By Karen Bertroch, Donna Gatens-Klint, Jim LeMonds, and Bryan Penttila
The Donning Company Publishers, Virginia Beach, VA
Hardcover, 176 pages
Color and black-and-white photographs, index
ISBN 978-1-57864-705-7
$30

For more than a century, the timber industry has been an integral part of Washington's development.  Drawing upon the fantastic Appello Archives Center in Naselle, When Logging Was Logging examines over 100 years of logging history in the Willapa Hills, located between Pacific and Wahkiakum counties in Southwest Washington. The book provides an in-depth look at the history of large-scale logging operations as well as small logging outfits that have harvested first-growth timber, then second-growth, and now third-growth trees in this area of the state.
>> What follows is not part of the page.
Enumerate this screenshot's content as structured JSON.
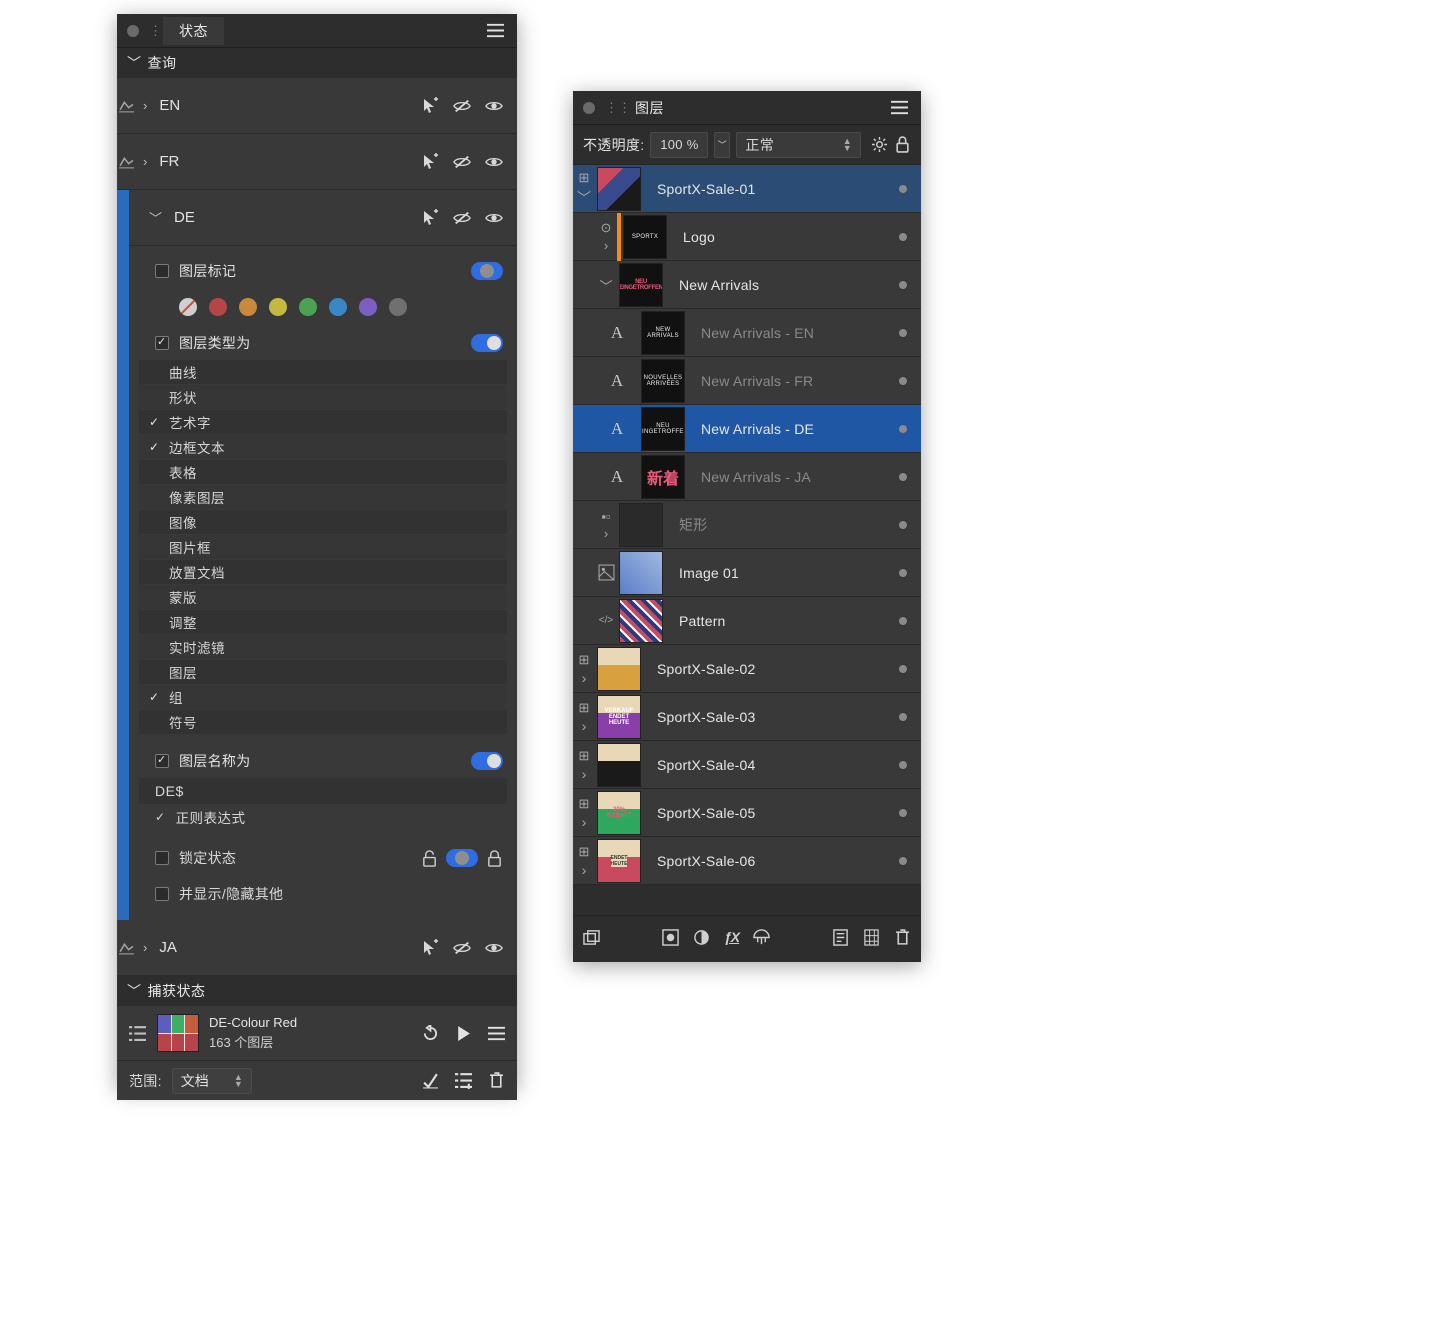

The book sets the stage in Chapter 1, with the history of the Deep River Logging Company, one of the earliest and largest operations in the Willapa Hills. The reader is introduced to nineteenth-century logging techniques -- mostly done with hand saws -- that soon gave way to more modern methods involving chainsaws and gas powered engines. But felling the trees is only part of the process. Getting the logs out meant the construction of rail lines and logging roads, which are also given their due.

The heavy work in the timber industry was done by men, but much of the work back at camp was done by their wives, sons, and daughters. The book provides very compelling stories of what is was like growing up in a log camp, from cooking meals, to building camp houses, to teaching schoolchildren, to sharing time with family and friends.  Many of those interviewed who grew up in this environment remember it fondly.

Other large-scale operations like Weyerhaeuser and Crown Willamette (later Crown Zellerbach) are detailed, but one of the more interesting chapters looks at the "gyppo loggers" -- small independent firms that harvested timber under contract from large landowners. The authors have provided an invaluable service by collecting the histories of these smaller operations, many of which were family owned. These are stories that should not be forgotten, and thanks to this book they are not.

This rich history of logging would be incomplete without photographs, and the book provides plenty of them, lovingly reproduced in exquisite detail. And although the tools and machinery seen in the earliest pictures is different than those shown in more recent shots, the pride in work that shows on the faces of loggers is the same in any century.

In the end, this is a book about families -- men and women who grew up logging, raised children in the logging camps, and saw many of them follow in their footsteps, even to this day. For a very personal and human view of Washington's timber industry, When Logging Was Logging towers above.